Боливар сгибается перед очередной волной, смаргивает соль. Зрение возвращается не сразу. Эктор, оглушенный, но живой, звереныш в момент рождения. Ртом хватает воздух, глаза распухли, став, словно щелки, тело покрыто слизью. Юнец переворачивается набок, чтобы выплюнуть воду, шевелится, будто впервые ощущает вес и дыхание. Рука тянется вверх, хватается за планширь.
И тут Боливар понимает, что мотор заглох. Хватает и дергает шнур. Дергает, дергает снова и снова. Двигатель молчит. С ревом Боливар разворачивается и бьет по нему кулаком. И снова берется за шнур.
В конце концов оставляет попытки, поднимает глаза.
Замечает, как в небе мечется птица.
Он достает рацию из-под скамьи и кричит в нее. Динамик молчит. Давит большим пальцем на кнопку, вытирает мундштук о рубашку, находит канал, подкручивает громкость. Он прижимает рацию к уху, но не слышит щелчков.
Оглядывается и видит, что Эктор за ним наблюдает, юноша с серой кожей и глазами цвета крови, в которых недоверие, как будто всего этого могло не случиться, если бы Боливар захотел.
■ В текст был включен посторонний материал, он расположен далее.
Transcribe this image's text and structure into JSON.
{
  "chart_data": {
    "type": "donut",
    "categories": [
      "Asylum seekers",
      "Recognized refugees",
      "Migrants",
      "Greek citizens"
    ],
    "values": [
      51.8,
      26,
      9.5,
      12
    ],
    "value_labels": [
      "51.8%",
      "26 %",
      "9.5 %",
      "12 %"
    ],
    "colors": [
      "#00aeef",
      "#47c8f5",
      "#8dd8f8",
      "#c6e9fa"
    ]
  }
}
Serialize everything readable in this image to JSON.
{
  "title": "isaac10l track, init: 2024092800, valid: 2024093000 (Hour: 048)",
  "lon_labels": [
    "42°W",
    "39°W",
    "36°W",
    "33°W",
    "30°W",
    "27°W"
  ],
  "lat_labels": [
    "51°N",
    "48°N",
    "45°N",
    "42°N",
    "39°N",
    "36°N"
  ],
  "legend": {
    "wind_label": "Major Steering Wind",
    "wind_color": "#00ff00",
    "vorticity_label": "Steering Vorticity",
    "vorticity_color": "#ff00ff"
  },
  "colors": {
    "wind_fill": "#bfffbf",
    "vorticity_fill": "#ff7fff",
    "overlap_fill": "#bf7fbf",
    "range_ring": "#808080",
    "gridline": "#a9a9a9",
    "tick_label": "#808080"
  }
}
Он встряхивает рацию, кладет на место. Может быть, кричит он, сел аккумулятор. У нас не было времени ее подзарядить. Или промокла. Не бывают они по-настоящему непромокаемыми.
И тут рация начинает потрескивать. Боливар давит на кнопку, кричит. Рация щелкает, и далекий голос превращается в помехи. Ему хочется, чтобы это был Артуро, но это не он. Вероятно, еще одна лодка, наверняка Мемо, или другая, тоже угодившая в шторм. Кто-то говорил ему, что непринятый радиосигнал так и будет вечно кружить вокруг Земли, зов забытых мертвецов.